El sacrificio personal de Lallemand durante aquella odisea fue enorme, como el de la mayoría de marinos. No pudo despedirse de su progenitor y de su pequeño, ni tampoco ver nacer a su nuevo retoño. Pero el médico lo tuvo siempre claro: el desempeño de la labor sanitaria-militar era para él una misión santa y sublime, como una verdadera religión, de cuya práctica no se apartó a pesar de que podría haber ganado mucho más dinero ejerciéndola de otra manera. Lo demostró tras la batalla, cuando renunció a la libertad que le correspondía por ser médico, contemplada en el Convenio de Ginebra de la Cruz Roja.

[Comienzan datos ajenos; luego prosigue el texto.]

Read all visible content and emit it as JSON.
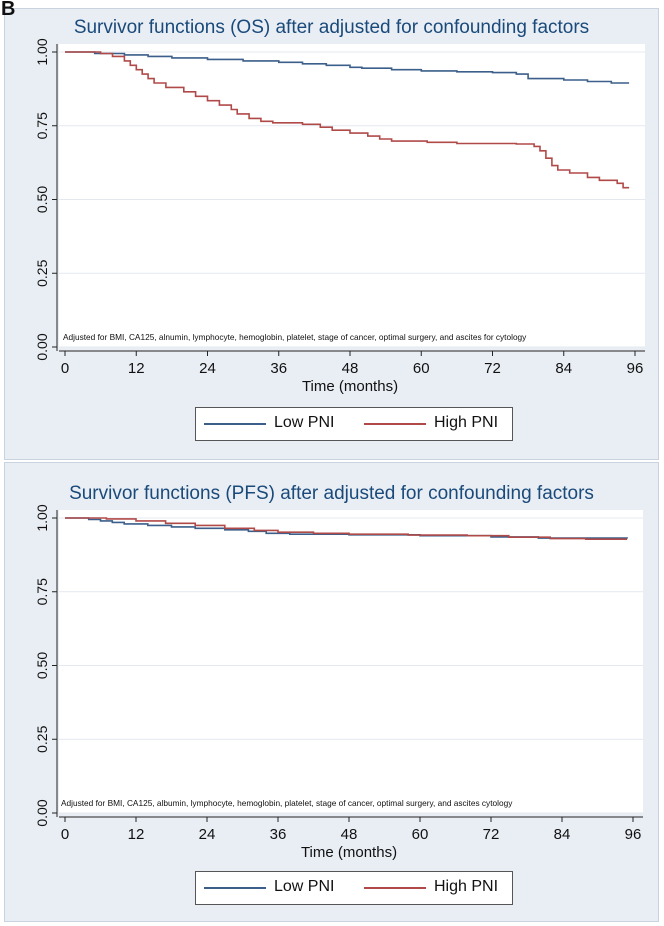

No quería dejar solos a sus compañeros heridos. Y continuó atendiendo a «60 o 70 enfermos de una epidemia de fiebre que se había desarrollado entre nuestra gente, al ser ya insuficientes los médicos yanquis», cuando desembarcó en Portsmouth (Nuevo Hampshire, Estados Unidos).

Después del 1 de septiembre de 1898 —«hoy ha llegado aquí la noticia oficial de que muy pronto quedaremos en libertad y saldremos para España», escribe— no se conocen más cartas de Allemand. El médico atracó por fin en Cádiz, junto al resto de de enfermos y prisioneros de su escuadra, el 12 de septiembre. Por sus servicios en Portsmouth recibió la Cruz Blanca del Mérito Naval, pero poco más de tres años después falleció en su casa. La causa: una peritonitis crónica, secuela del traumatismo abdominal que había sufrido en la batalla naval de Santiago de Cuba. Su entierro fue multitudinario. Acudieron autoridades, jefes y compañeros del Cuerpo de Sanidad de la Armada y de otros cuerpos militares, representantes de la Guardia Civil, catedráticos de la Facultad de Medicina, personalidades de la sociedad gaditana y su «queridísima» Vicenta junto a sus hijos. Tenía 45 años.